A murmur ran through the colorful blobs, or was it laughter?  Somewhere unseen, a clock ticked.

Travis wondered if he could just stall the rest of the class period out, or fake some sort of sudden illness. Below, without his glasses, the pool was full of swirling waves of fuzzy blue and white streaks. It looked more like a blue sky, viewed from out an airplane window, than the indoor pool at Herbert Hoover Middle School. 

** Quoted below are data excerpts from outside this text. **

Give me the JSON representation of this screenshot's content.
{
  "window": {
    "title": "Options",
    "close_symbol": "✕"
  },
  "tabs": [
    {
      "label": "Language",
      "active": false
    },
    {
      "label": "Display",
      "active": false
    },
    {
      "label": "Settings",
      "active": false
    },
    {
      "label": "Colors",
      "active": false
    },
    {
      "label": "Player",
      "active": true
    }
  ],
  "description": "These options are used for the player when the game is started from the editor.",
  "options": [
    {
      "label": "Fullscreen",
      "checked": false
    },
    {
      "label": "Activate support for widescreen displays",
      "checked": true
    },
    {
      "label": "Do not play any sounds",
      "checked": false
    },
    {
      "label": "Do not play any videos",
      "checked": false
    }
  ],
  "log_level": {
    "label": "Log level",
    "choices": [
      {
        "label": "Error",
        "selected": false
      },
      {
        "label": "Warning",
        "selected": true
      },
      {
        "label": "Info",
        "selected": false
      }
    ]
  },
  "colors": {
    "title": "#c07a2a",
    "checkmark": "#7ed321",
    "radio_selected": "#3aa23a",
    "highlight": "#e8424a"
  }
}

Two years ago was the first time Travis had ever been on an airplane. In 1997, his mother had loaded him onto a flight from San Francisco to Atlanta, Georgia, as a human olive branch, hoping that the sight of the long-neglected son would be enough to melt the iciness of the father's heart. Travis had stayed awake the whole flight, his nose pressed against the window. He had watched the atmosphere swoop by below, holding out hope for a fatherly embrace that was born out of true affection and not obligation. It was the most at peace he had ever felt. There was something calming about sitting with your own thoughts, high above everyone else, knowing that once you landed, everything would go back to being horrible and broken and wrong. 

The platform wobbled. The gym teacher was ascending the diving platform to help get the fat kid into the pool so the other kids could dive. Travis took a deep breath, and stepped forward. There was no way to escape the inevitable. The bell rang, shattering the stillness of his sanctuary. Class was over.